Hazel Phillips Butterfield

Hazel Phillips Butterfield, 1935

B.A., Denison University
Ph.D., The Ohio State University

Optometrist and Community Servant

Zanesville, Ohio


Citation awarded June, 2000

Hazel Phillips Butterfield has contributed a lifetime of professional and community service to her home town of Zanesville, Ohio.

Hazel graduated Phi Beta Kappa from Denison with a degree in mathematics in 1935, and a year later married her Denison sweetheart, David B. Butterfield ’35. Her adult life was marred by early tragedy when David was killed during World Ear II aboard the U.S.S. Hancock. He had become an optometrist, a career that the young widow now chose to pursue in the wake of her husband’s death. In 1945 both Hazel and her brother Own M. Phillips ’29 enrolled in the School of Optometry at The Ohio State University, graduating in 1947 and going into practice in Zanesville.

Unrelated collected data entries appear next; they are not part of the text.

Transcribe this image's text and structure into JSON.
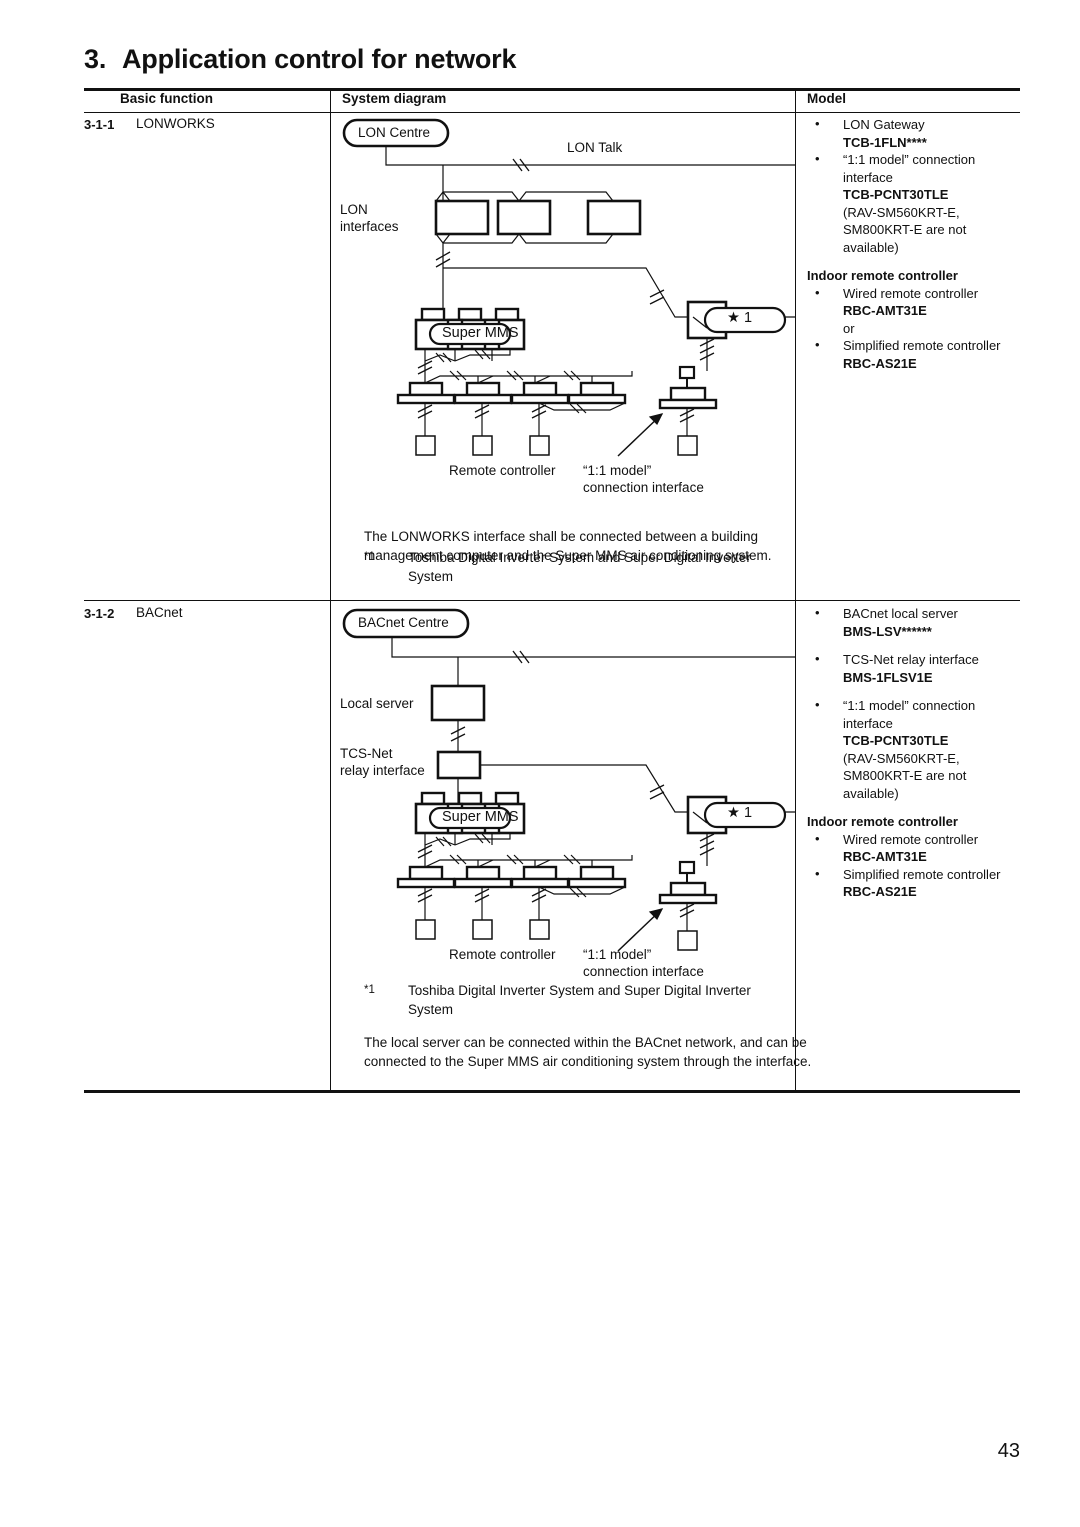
{
  "page": {
    "title_number": "3.",
    "title_text": "Application control for network",
    "page_number": "43"
  },
  "table": {
    "headers": {
      "basic_function": "Basic function",
      "system_diagram": "System diagram",
      "model": "Model"
    },
    "rows": [
      {
        "index": "3-1-1",
        "name": "LONWORKS",
        "diagram": {
          "centre_box": "LON Centre",
          "bus_label": "LON Talk",
          "interfaces_label": "LON\ninterfaces",
          "controller_box": "Super MMS",
          "star_box": "★ 1",
          "remote_controller_label": "Remote controller",
          "one_to_one_label": "“1:1 model”\nconnection interface"
        },
        "footnote_marker": "*1",
        "footnote_text": "Toshiba Digital Inverter System and Super Digital Inverter System",
        "paragraph": "The LONWORKS interface shall be connected between a building management computer and the Super MMS air conditioning system.",
        "model": [
          {
            "style": "bullet",
            "text": "LON Gateway"
          },
          {
            "style": "bold",
            "text": "TCB-1FLN****"
          },
          {
            "style": "bullet",
            "text": "“1:1 model” connection interface"
          },
          {
            "style": "bold",
            "text": "TCB-PCNT30TLE"
          },
          {
            "style": "plain",
            "text": "(RAV-SM560KRT-E,"
          },
          {
            "style": "plain",
            "text": "SM800KRT-E are not available)"
          },
          {
            "style": "gap",
            "text": ""
          },
          {
            "style": "header",
            "text": "Indoor remote controller"
          },
          {
            "style": "bullet",
            "text": "Wired remote controller"
          },
          {
            "style": "bold",
            "text": "RBC-AMT31E"
          },
          {
            "style": "plain",
            "text": "or"
          },
          {
            "style": "bullet",
            "text": "Simplified remote controller"
          },
          {
            "style": "bold",
            "text": "RBC-AS21E"
          }
        ]
      },
      {
        "index": "3-1-2",
        "name": "BACnet",
        "diagram": {
          "centre_box": "BACnet Centre",
          "local_server_label": "Local server",
          "relay_label": "TCS-Net\nrelay interface",
          "controller_box": "Super MMS",
          "star_box": "★ 1",
          "remote_controller_label": "Remote controller",
          "one_to_one_label": "“1:1 model”\nconnection interface"
        },
        "footnote_marker": "*1",
        "footnote_text": "Toshiba Digital Inverter System and Super Digital Inverter System",
        "paragraph": "The local server can be connected within the BACnet network, and can be connected to the Super MMS air conditioning system through the interface.",
        "model": [
          {
            "style": "bullet",
            "text": "BACnet local server"
          },
          {
            "style": "bold",
            "text": "BMS-LSV******"
          },
          {
            "style": "gap",
            "text": ""
          },
          {
            "style": "bullet",
            "text": "TCS-Net relay interface"
          },
          {
            "style": "bold",
            "text": "BMS-1FLSV1E"
          },
          {
            "style": "gap",
            "text": ""
          },
          {
            "style": "bullet",
            "text": "“1:1 model” connection interface"
          },
          {
            "style": "bold",
            "text": "TCB-PCNT30TLE"
          },
          {
            "style": "plain",
            "text": "(RAV-SM560KRT-E,"
          },
          {
            "style": "plain",
            "text": "SM800KRT-E are not available)"
          },
          {
            "style": "gap",
            "text": ""
          },
          {
            "style": "header",
            "text": "Indoor remote controller"
          },
          {
            "style": "bullet",
            "text": "Wired remote controller"
          },
          {
            "style": "bold",
            "text": "RBC-AMT31E"
          },
          {
            "style": "bullet",
            "text": "Simplified remote controller"
          },
          {
            "style": "bold",
            "text": "RBC-AS21E"
          }
        ]
      }
    ]
  },
  "colors": {
    "rule": "#111111",
    "text": "#111111",
    "background": "#ffffff"
  }
}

Now in her fifty-third year of professional service, Hazel has been a mainstay of the Zanesville professional and volunteer communities for over half a century. She devotes herself to a number of community interests, including the Shinnick Education Scholarship Foundation, on whose Board she has served since 1952. She has established her own scholarship, the Butterfield & Phillips Memorial Award, for nontraditional-aged college students. Hazel is a member and President of the Development Board of the Helen Purcell Home in Zanesville, and in that capacity she has been instrumental in raising almost a quarter of a million dollars to benefit the Home. Hazel has also been active for many years in the work of her church, Grace Methodist. On the occasion of her 50th anniversary in professional service, Hazel received the Thomas Service Award from the Muskingum County Community Foundation or outstanding volunteer and philanthropic contributions to her community. She has also served her alma mater as a fundraiser in several campaigns, including her 1935 Golden Anniversary Reunion Fund.

Hazel’s brother, Denison alumnus Dr. Owen S. Phillips ’29, passed away in 1977.